Pracujący na białostockiej drogówce funkcjonariusze policji odebrali prawo jazdy młodemu mężczyźnie w wieku 25 lat. Zdarzenie miało miejsce na ulicy Maczka, gdzie kierowca ten przekroczył dozwoloną prędkość jazdy aż o 74 kilometry na godzinę. W konsekwencji, oprócz zatrzymania dokumentu uprawniającego do kierowania pojazdami, mężczyzna został obciążony mandatem, a jego licznik punktów karnych uzupełniono o dodatkowe 15 punktów. Stracił także możliwość prowadzenia pojazdu na okres trzech miesięcy.
Patrole drogowe są stale obecne na terenie miasta, monitorując czy zasady ruchu drogowego są przestrzegane przez kierowców.
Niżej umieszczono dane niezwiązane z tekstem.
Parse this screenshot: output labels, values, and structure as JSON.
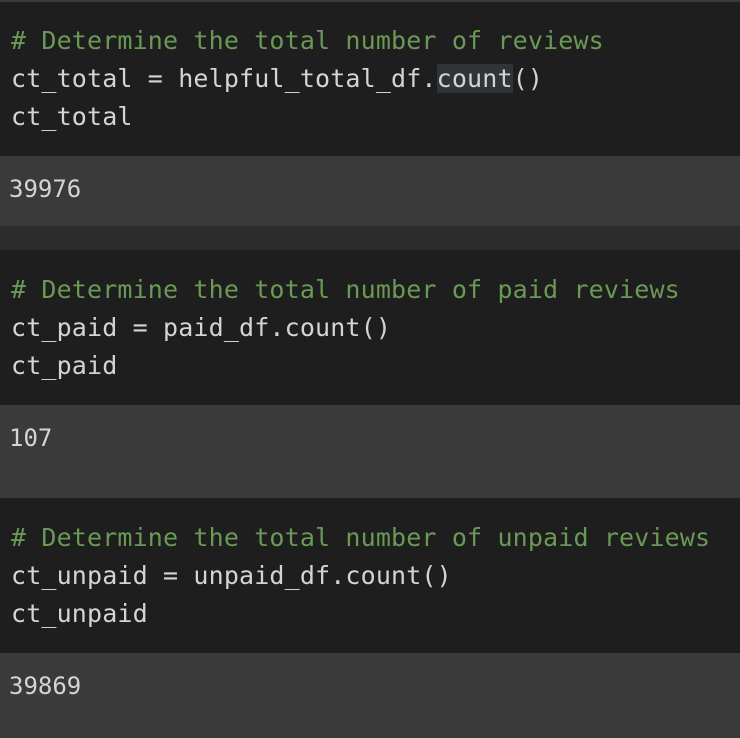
{
  "cells": [
    {
      "comment": "# Determine the total number of reviews",
      "code_line_1_pre": "ct_total = helpful_total_df.",
      "code_line_1_hl": "count",
      "code_line_1_post": "()",
      "code_line_2": "ct_total",
      "output": "39976"
    },
    {
      "comment": "# Determine the total number of paid reviews",
      "code_line_1": "ct_paid = paid_df.count()",
      "code_line_2": "ct_paid",
      "output": "107"
    },
    {
      "comment": "# Determine the total number of unpaid reviews",
      "code_line_1": "ct_unpaid = unpaid_df.count()",
      "code_line_2": "ct_unpaid",
      "output": "39869"
    }
  ]
}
Funkcjonariusze skrupulatnie kontrolują obszary w pobliżu przejść dla pieszych, skrzyżowań oraz miejsca, w których najczęściej dochodzi do przekroczenia maksymalnej dopuszczalnej prędkości. Twardą lekcję o konieczności jazdy zgodnej z przepisami odbył niedawno 25-letni obywatel Białorusi. Został on zauważony przez radar policyjny na Maczka, prowadząc swój mercedes z prędkością wynoszącą 147 km/h, pomimo że na tym odcinku drogi obowiązuje ograniczenie do 70 km/h. Mężczyzna musiał zapłacić mandat w wysokości 2500 złotych, a jego konto punktowe zostało obciążone dodatkowymi 15 punktami. Ponadto, stracił prawo jazdy na okres trzech miesięcy.
Policjanci apelują do wszystkich uczestników ruchu drogowego o zachowanie ostrożności i rozsądku podczas jazdy, przypominając, że nadmierna prędkość jest jednym z najczęstszych powodów powstawania wypadków drogowych.